Les ministres Freeland et Bibeau rencontreront la famille d’Édith Blais

SHERBROOKE, Qc — Les ministres Chrystia Freeland et Marie-Claude Bibeau rencontreront la famille d’Édith Blais, vendredi, pour tenter de la rassurer, après la mort d’un Canadien au Burkina Faso.

La Québécoise de 34 ans, en voyage dans ce pays d’Afrique de l’Ouest avec son copain italien Luca Tacchetto, n’a pas donné de nouvelles depuis le 15 décembre.

«On comprend qu’elles vivent une situation très, très difficile, a indiqué jeudi la ministre du Développement international, Marie-Claude Bibeau. On veut les rassurer à l’effet que le gouvernement du Canada fait tout ce qui peut être fait pour retrouver Édith et Luca le plus rapidement possible.»

Mercredi, le gouvernement du Burkina Faso disait considérer que Mme Blais et son compagnon de voyage avaient été enlevés, mais le gouvernement canadien refuse de révéler quelque détail que ce soit.

«Je pense qu’on vous a déjà expliqué que des situations comme ça, c’est très délicat, a-t-elle réitéré. La médiatisation d’événements qui pourraient être un enlèvement, ça peut même compromettre encore plus leur sécurité. Alors, vraiment on va rester assez discret sur les démarches qui sont faites par les collègues d’Affaires mondiales Canada.»

La mère et la soeur d’Édith Blais habitent à Sherbrooke, ville où se déroule depuis mercredi la retraite du cabinet de Justin Trudeau.

En point de presse jeudi après-midi, la ministre des Affaires étrangères, Chrystia Freeland, a offert ses condoléances à la famille de Kirk Woodman.

«J’ai parlé avec sa famille aujourd’hui, a-t-elle dit. C’est vraiment une situation très, très triste.

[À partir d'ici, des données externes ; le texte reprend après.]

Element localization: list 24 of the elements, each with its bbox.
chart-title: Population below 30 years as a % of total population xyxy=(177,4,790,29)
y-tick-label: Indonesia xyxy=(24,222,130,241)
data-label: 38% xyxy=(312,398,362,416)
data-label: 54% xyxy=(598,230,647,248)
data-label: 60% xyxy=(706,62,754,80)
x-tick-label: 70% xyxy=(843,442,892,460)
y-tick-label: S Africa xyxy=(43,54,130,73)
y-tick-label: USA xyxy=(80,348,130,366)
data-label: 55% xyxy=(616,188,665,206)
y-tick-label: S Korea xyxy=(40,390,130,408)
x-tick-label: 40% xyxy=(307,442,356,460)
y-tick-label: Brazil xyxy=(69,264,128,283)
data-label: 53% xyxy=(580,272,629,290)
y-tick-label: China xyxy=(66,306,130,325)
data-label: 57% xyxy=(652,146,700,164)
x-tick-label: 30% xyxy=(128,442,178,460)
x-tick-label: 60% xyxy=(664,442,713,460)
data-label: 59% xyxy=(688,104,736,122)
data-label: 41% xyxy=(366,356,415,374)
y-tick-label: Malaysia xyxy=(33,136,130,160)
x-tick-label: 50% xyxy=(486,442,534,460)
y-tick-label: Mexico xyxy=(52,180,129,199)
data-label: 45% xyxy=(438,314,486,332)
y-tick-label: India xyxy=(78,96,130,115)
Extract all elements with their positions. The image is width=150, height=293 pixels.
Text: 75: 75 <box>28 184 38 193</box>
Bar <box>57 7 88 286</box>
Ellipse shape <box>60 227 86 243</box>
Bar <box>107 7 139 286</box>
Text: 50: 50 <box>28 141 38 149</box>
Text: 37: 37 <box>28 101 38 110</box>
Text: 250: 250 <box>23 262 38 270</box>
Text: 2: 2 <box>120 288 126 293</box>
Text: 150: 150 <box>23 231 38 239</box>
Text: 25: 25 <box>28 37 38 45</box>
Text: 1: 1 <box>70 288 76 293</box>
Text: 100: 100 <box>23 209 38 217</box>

«Mais j’ai assuré la famille et je veux assurer les Canadiens que le gouvernement du Canada continuera de travailler avec le gouvernement sur le terrain du Burkina Faso pour être certain que ceux qui sont responsables de cette terrible situation fassent face à la justice.»

L’homme originaire d’Halifax a été retrouvé mort, le corps criblé de balles, tard mercredi. Il travaillait pour la société minière vancouvéroise Progress Mineral et se trouvait sur un site minier de Tiabongou, à environ 20 kilomètres de Mansila, dans la province du Yagha lorsqu’il a été enlevé par des extrémistes.

«C’est deux cas qui sont tout à fait différents, a affirmé Mme Bibeau lorsqu’une journaliste lui a demandé si Mme Blais pouvait avoir subi le même sort. On prend toutes ces situations-là au sérieux avec l’équipe d’Affaires mondiales Canada.»

«Nous pouvons et nous avons déjà rassuré la famille d’Édith Blais que le gouvernement du Canada est très engagé (sic) dans cette situation difficile et en ce qui concerne les détails plus spécifiques, ce n’est pas correct de parler des détails à ce moment-là», a affirmé à son tour Mme Freeland.

«Notre seul but est de trouver Édith et qu’Édith puisse retourner au Canada», a-t-elle ajouté.

Édith Blais et son ami ont été vus pour la dernière fois à Bobo-Dioulasso, la deuxième ville en importance du Burkina Faso, dans le sud-ouest, et avaient prévu de se rendre dans la capitale, Ouagadougou, avant de traverser la frontière avec le Togo, au sud. Mme Blais avait prévu de travailler avec une organisation qui tentait de reboiser des régions du Togo.